W 1995 r. został szefem działu odpowiedzialnego za wybieranie i kupowanie towarów. W tym czasie Wal-Mart walczył z kilkoma akwizycjami i jednocześnie usiłował otworzyć nowe gigantyczne sklepy, sprzedające praktycznie wszystko. Firma odnotowała po raz pierwszy spadek zysku na kwartał.

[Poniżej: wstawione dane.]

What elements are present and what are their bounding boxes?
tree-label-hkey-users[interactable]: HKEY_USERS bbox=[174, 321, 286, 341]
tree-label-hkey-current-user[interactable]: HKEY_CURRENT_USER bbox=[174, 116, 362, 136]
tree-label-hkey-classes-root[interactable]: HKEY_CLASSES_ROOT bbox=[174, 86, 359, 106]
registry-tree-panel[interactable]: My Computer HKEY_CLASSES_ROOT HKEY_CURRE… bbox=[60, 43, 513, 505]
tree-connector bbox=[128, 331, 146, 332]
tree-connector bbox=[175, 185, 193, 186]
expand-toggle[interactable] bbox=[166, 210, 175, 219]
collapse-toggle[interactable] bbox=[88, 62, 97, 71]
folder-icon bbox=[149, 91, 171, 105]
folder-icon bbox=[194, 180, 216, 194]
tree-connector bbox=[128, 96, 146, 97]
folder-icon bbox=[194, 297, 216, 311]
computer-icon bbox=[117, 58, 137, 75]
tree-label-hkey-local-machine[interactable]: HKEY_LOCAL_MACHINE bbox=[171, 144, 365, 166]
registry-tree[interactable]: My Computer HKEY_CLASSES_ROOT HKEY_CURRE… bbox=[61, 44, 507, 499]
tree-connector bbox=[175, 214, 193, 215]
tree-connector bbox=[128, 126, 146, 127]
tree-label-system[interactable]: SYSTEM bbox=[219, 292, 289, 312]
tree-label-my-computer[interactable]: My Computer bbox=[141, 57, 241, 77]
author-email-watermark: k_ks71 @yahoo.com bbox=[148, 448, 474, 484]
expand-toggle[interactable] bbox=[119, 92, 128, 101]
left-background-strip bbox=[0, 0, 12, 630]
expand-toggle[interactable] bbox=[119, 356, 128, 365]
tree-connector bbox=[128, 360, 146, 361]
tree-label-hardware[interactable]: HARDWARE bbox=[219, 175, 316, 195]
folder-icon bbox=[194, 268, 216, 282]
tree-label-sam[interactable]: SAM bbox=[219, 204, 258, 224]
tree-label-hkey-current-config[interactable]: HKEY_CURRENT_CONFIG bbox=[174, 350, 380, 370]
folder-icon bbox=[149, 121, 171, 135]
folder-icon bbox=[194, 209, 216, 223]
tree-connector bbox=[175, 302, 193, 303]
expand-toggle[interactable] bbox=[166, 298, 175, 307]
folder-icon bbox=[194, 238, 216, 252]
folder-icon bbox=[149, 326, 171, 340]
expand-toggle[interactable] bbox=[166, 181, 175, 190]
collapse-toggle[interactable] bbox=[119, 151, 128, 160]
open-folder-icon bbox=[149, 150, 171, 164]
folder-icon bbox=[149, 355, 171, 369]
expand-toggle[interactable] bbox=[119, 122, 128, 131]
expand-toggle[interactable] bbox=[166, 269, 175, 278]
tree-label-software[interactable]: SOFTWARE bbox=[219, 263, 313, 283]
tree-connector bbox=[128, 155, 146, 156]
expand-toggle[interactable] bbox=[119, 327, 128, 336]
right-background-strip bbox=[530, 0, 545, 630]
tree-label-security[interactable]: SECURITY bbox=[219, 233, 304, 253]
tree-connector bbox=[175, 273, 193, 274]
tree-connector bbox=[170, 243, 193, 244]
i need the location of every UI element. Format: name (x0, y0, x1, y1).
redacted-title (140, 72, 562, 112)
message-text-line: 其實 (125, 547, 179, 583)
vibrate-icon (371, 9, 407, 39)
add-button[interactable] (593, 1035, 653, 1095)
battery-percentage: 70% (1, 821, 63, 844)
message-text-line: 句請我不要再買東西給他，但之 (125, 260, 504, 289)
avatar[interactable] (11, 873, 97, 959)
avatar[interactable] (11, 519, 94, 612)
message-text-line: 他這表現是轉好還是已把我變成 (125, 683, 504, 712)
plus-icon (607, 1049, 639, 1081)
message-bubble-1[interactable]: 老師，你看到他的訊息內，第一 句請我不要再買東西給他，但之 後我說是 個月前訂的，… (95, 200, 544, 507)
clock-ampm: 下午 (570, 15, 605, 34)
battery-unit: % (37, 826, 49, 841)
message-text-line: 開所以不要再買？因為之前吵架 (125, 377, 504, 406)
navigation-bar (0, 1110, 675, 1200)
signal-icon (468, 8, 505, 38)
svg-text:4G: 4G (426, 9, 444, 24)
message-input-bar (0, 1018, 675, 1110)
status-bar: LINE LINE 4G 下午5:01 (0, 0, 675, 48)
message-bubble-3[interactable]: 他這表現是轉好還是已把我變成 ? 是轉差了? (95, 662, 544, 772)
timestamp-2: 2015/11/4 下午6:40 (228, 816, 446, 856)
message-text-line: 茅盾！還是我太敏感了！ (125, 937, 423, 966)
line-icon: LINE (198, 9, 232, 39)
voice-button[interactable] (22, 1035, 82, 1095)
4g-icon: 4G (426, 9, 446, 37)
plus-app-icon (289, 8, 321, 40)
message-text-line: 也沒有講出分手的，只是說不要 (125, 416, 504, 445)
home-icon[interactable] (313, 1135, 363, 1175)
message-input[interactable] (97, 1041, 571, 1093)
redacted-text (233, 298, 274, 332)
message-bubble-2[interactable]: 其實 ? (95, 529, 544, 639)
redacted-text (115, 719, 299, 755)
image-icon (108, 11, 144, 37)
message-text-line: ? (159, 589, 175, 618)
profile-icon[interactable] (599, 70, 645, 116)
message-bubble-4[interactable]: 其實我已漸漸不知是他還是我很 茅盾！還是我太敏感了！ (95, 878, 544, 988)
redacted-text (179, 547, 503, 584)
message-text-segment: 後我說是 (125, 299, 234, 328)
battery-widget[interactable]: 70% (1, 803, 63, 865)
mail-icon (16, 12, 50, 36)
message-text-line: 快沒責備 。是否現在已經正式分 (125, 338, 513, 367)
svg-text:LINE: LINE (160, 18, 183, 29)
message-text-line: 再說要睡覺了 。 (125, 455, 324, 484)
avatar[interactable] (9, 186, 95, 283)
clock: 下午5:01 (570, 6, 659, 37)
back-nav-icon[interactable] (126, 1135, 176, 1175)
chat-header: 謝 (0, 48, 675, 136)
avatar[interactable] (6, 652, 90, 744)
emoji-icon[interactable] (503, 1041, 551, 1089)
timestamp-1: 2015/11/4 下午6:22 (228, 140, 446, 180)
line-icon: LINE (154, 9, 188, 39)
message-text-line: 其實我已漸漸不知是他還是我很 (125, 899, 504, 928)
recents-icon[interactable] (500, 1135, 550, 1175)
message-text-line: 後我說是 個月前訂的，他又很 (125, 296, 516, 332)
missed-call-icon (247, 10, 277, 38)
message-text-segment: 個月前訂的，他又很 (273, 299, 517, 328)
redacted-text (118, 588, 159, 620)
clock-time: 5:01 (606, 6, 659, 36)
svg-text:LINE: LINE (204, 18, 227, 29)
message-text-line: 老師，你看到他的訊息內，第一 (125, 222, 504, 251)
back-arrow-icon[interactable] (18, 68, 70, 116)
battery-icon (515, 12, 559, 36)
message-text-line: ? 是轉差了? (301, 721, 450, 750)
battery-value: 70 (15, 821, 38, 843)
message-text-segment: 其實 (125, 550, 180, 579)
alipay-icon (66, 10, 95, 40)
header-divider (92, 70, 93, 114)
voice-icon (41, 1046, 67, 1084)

Scott rozpoczął porządki. Zredukował liczbę produktów sprzedawanych przez Wal-Mart w poszczególnych kategoriach, zaczął zamawiać u dostawców mniejsze ilości towaru, pozbył się też wartej 2 mld USD nadwyżki zapasów. Pozwoliło to na zredukowanie kosztów. Postanowił również zmienić wystrój sklepów i usprawnić pracę obsługi.

Zobacz również:

  • Jak zatrzymać najlepszych?

W ogniu krytyki

To pokazało, że radzi sobie dobrze nie tylko w branży logistycznej. W styczniu 2000 r.awansował na stanowisku prezesa Wal-Martu. Problemy finansowe wkrótce zostały przyćmione przez kłopoty z reputacją. Wal-Mart niepostrzeżenie (i to głównie dla swojej kadry zarządzającej) stał się poważną siłą w amerykańskiej gospodarce, w związku z tym znalazł się pod lupą związków zawodowych, mediów i organizacji pozarządowych.

Jak wynika z danych AC Nielsen i Retail Forward, w 2002 r. w USA co czwarta tubka pasty do zębów, co trzecia paczka pieluch i co piąta płyta CD były kupowane w Wal-Marcie. Sieć była oskarżana o płacenie zbyt niskich stawek pracownikom, niekorzystne programy ubezpieczeń zdrowotnych, wydłużanie godzin pracy.

Firma musiała się zmierzyć także z oskarżeniami o dyskryminację kobiet, które miały otrzymywać niższe płace i rzadziej awansować niż mężczyźni o takich samych kwalifikacjach.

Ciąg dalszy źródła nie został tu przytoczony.